Royal Kate Middleton and reality superstar Kylie Jenner have recently given birth, although you wouldn’t know it from looking at them. Often celebrities seem to have a super-human ability of returning to their pre-pregnancy size and shape within weeks of giving birth.
So it was refreshing to hear Beyoncé share her experience with her post-baby body in her Vogue cover feature last week. The singer shared how she “embraced being curvier” after giving birth to her twins, Rumi and Sir, last year. “I accepted what my body wanted to be,” she said. Meanwhile, her casual use of the term “FUPA” sent the internet into a frenzy.
For most of us non-celebrities, this ability to regain our pre-pregnancy figure is often unachievable, which leaves us feeling unhappy about our bodies. Many new mums will go on a diet in an attempt to return to their previous shape. But dieting doesn’t usually work, and it only makes our relationship with food worse.
Body image dissatisfaction in new mums
Just two weeks after the birth of their children, 63% of all women wish to return to their pre-pregnancy size and shape.
The discord between how a woman’s body looks and the way she wishes she looked after pregnancy can lead to high levels of body image dissatisfaction and lowered self-esteem.
This leaves new mothers at high risk of body image disturbance, depression, anxiety, disordered eating patterns, impaired milk production, and decreased psychological wellbeing. It can affect both mother and child’s future eating behaviors.
Usually mums who experience body image dissatisfaction turn to traditional weight-loss methods such as dieting and food restriction. Unfortunately, weight-focused thinking is usually ineffective for weight loss and often leads to women depriving themselves of the foods they love.
This then can result in food pre-occupation, consistent cycling between weight loss and weight gain, even greater body image dissatisfaction levels, and dangerous eating habits such as avoiding whole food groups, binge eating or fasting.
These eating habits can impact an already fragile psychological wellbeing, especially at a time when mothers have the extra responsibility of caring for a young child.
Restricting the foods we can eat makes us more preoccupied with food. Non-dieting eating styles involve listening to your body’s internal cues to eat when you’re hungry, but learning to stop eating when you’re full.
They also encourage concentrating on the texture, smell and taste of food as it’s being eaten, moving your body for enjoyment every day rather than sticking to grueling exercise routines, being kind to yourself when it comes to your body’s natural shape and size, and ending self-deprivation and food preoccupation by eliminating all forms of dieting.
It has been found that women who follow non-dieting eating styles have better physical and psychological health outcomes and are happier with their current weight.
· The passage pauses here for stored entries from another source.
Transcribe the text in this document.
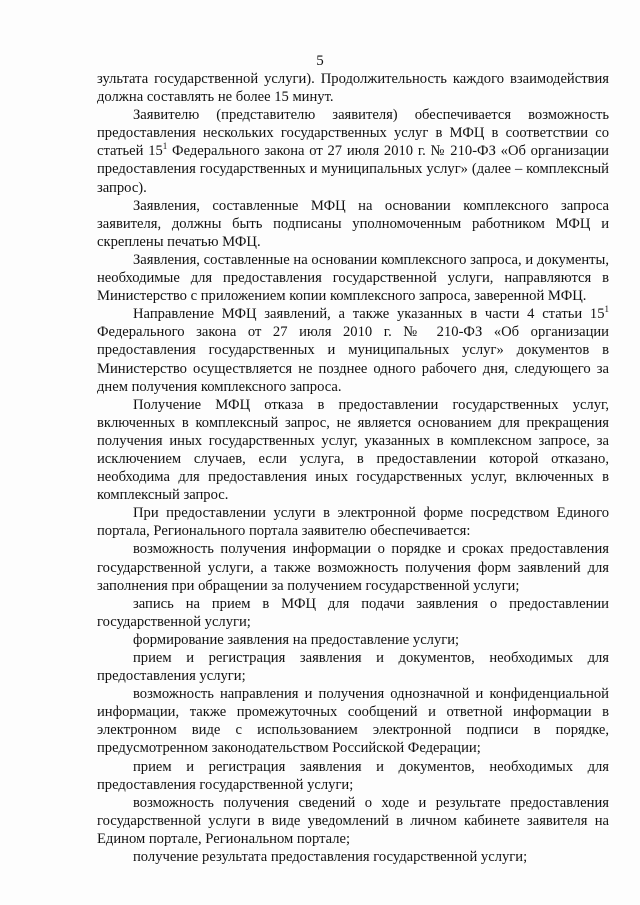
5

зультата государственной услуги). Продолжительность каждого взаимодействия должна составлять не более 15 минут.

Заявителю (представителю заявителя) обеспечивается возможность предоставления нескольких государственных услуг в МФЦ в соответствии со статьей $15^1$ Федерального закона от 27 июля 2010 г. № 210-ФЗ «Об организации предоставления государственных и муниципальных услуг» (далее – комплексный запрос).

Заявления, составленные МФЦ на основании комплексного запроса заявителя, должны быть подписаны уполномоченным работником МФЦ и скреплены печатью МФЦ.

Заявления, составленные на основании комплексного запроса, и документы, необходимые для предоставления государственной услуги, направляются в Министерство с приложением копии комплексного запроса, заверенной МФЦ.

Направление МФЦ заявлений, а также указанных в части 4 статьи $15^1$ Федерального закона от 27 июля 2010 г. № 210-ФЗ «Об организации предоставления государственных и муниципальных услуг» документов в Министерство осуществляется не позднее одного рабочего дня, следующего за днем получения комплексного запроса.

Получение МФЦ отказа в предоставлении государственных услуг, включенных в комплексный запрос, не является основанием для прекращения получения иных государственных услуг, указанных в комплексном запросе, за исключением случаев, если услуга, в предоставлении которой отказано, необходима для предоставления иных государственных услуг, включенных в комплексный запрос.

При предоставлении услуги в электронной форме посредством Единого портала, Регионального портала заявителю обеспечивается:

возможность получения информации о порядке и сроках предоставления государственной услуги, а также возможность получения форм заявлений для заполнения при обращении за получением государственной услуги;

запись на прием в МФЦ для подачи заявления о предоставлении государственной услуги;

формирование заявления на предоставление услуги;

прием и регистрация заявления и документов, необходимых для предоставления услуги;

возможность направления и получения однозначной и конфиденциальной информации, также промежуточных сообщений и ответной информации в электронном виде с использованием электронной подписи в порядке, предусмотренном законодательством Российской Федерации;

прием и регистрация заявления и документов, необходимых для предоставления государственной услуги;

возможность получения сведений о ходе и результате предоставления государственной услуги в виде уведомлений в личном кабинете заявителя на Едином портале, Региональном портале;

получение результата предоставления государственной услуги;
They also have better self-esteem and achieve greater weight loss than those who do not.
In 2017, we surveyed 419 women who had children between the ages of six months and four years and found only 32% of new mothers in Australia followed non-dieting eating styles. So a majority of new mothers are at risk of unhealthy weight control behaviors.
We also found the mothers who reported following non-dieting eating styles were happier with the size and shape of their post-pregnancy bodies, ate a broader variety of healthier foods, were less likely to binge eat when emotional and less likely to suffer symptoms of depression and anxiety, and had higher self-esteem levels. This research is awaiting publication.
Many pregnant women are often unprepared for the physical changes that occur once they’ve given birth. This may be due to the many images and examples shown in the media and unrealistic societal and self-imposed expectations.
Education at a prenatal level about the drawbacks of dieting and the benefits of non-dieting eating styles could better prepare women for developing healthy body image and appropriate eating behaviors and attitudes for the future.